Only this time, the story has a twist ending. It is China – long considered an oasis of exceedingly cheap workers – that is losing jobs and the United States that is gaining them. Over the past two years, several major and not-so-major companies that had been outsourcing work to China have decided to bring some of the jobs back to the U.S.

The trend -- often called "reshoring" or "insourcing" -- may be in its infancy, but it is not insignificant. A recent survey by Boston Consulting Group found 37 percent of manufacturing executives planning to move production back to the U.S. or giving serious consideration to such a move.

The main reason? Labor costs in China are rising quickly -- up to 10 percent in the last year alone, by some accounts. More than half of those who told Boston Consulting they were thinking about or planning a move cited labor costs as a principal consideration.

As China's economy continues to grow, increasing unionization and labor unrest could also make Chinese labor less attractive to U.S.-based companies, according to a report from business advisory firm Alix Partners.

In addition to the rising price of labor, respondents named product quality, cost of transporting goods, ease of doing business, and accessibility of customers as reasons to think about manufacturing domestically. Other experts have noted the risk of intellectual property theft in China.

Among the most prominent companies to shift jobs back to the United States is General Electric, which announced in February that it would open a new water heater manufacturing facility in Louisville, Ky., creating hundreds of jobs for high-skilled American workers. The previous model of the water heater has been manufactured in China.
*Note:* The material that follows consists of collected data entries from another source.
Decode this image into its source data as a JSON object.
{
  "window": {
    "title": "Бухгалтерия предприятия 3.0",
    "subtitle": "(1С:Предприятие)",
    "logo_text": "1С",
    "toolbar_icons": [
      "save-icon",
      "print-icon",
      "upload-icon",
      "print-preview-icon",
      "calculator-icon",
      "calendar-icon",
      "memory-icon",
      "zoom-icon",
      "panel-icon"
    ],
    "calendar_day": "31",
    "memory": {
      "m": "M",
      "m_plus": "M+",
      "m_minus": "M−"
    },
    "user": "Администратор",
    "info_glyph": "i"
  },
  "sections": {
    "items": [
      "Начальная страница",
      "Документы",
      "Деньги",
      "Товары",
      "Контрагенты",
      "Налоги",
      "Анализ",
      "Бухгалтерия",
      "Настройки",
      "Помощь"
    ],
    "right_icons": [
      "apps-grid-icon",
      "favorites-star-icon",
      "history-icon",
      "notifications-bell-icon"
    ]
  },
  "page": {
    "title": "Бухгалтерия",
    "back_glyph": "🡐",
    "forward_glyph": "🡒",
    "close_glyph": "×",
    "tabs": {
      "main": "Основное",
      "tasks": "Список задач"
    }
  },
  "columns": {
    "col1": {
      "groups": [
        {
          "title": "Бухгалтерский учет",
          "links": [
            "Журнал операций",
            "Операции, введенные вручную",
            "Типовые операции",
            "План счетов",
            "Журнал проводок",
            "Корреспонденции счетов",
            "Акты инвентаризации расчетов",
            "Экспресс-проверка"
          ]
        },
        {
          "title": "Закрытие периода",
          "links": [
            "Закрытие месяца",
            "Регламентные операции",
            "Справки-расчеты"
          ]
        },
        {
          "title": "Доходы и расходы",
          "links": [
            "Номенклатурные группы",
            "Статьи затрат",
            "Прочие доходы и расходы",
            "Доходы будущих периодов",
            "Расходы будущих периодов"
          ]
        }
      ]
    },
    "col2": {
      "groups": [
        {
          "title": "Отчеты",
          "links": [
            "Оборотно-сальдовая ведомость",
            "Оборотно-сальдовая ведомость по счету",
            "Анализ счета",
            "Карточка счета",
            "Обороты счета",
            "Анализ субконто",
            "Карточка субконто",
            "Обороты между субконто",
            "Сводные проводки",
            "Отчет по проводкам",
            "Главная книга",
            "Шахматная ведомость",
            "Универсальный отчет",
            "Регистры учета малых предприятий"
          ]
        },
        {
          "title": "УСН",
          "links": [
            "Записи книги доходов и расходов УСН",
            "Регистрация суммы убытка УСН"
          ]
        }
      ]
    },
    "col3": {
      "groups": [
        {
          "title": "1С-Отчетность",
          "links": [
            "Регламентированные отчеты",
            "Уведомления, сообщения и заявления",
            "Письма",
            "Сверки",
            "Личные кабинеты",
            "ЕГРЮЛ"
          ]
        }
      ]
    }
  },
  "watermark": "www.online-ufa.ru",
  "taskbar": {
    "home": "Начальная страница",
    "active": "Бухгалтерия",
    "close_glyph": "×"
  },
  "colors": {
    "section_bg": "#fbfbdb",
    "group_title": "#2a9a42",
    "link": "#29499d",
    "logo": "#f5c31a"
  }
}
Security products company Master Lock has moved about 100 jobs from China to its Milwaukee, Wis. location over the past two years. The rising cost of labor, increasing logistical challenges, and difficulties finding enough skilled workers drove the move, according to a press release from the company.

In Chattanooga, Tenn., lighting systems company Global Green Lighting has decided to move all of its manufacturing activities -- some 250 jobs -- from China to the U.S., according to owner Don Lepard.

So far, the trend of returning jobs the United States is far from mainstream; China remains the world's leading manufacturing center and looks to hold on to that position for some time to come.

But the gap between China and the U.S. seems to be slowly narrowing. According to the Boston Consulting Group's analysis, the trend is likely to accelerate around 2015, with as many as 3 million jobs added in the U.S. by the end of the decade.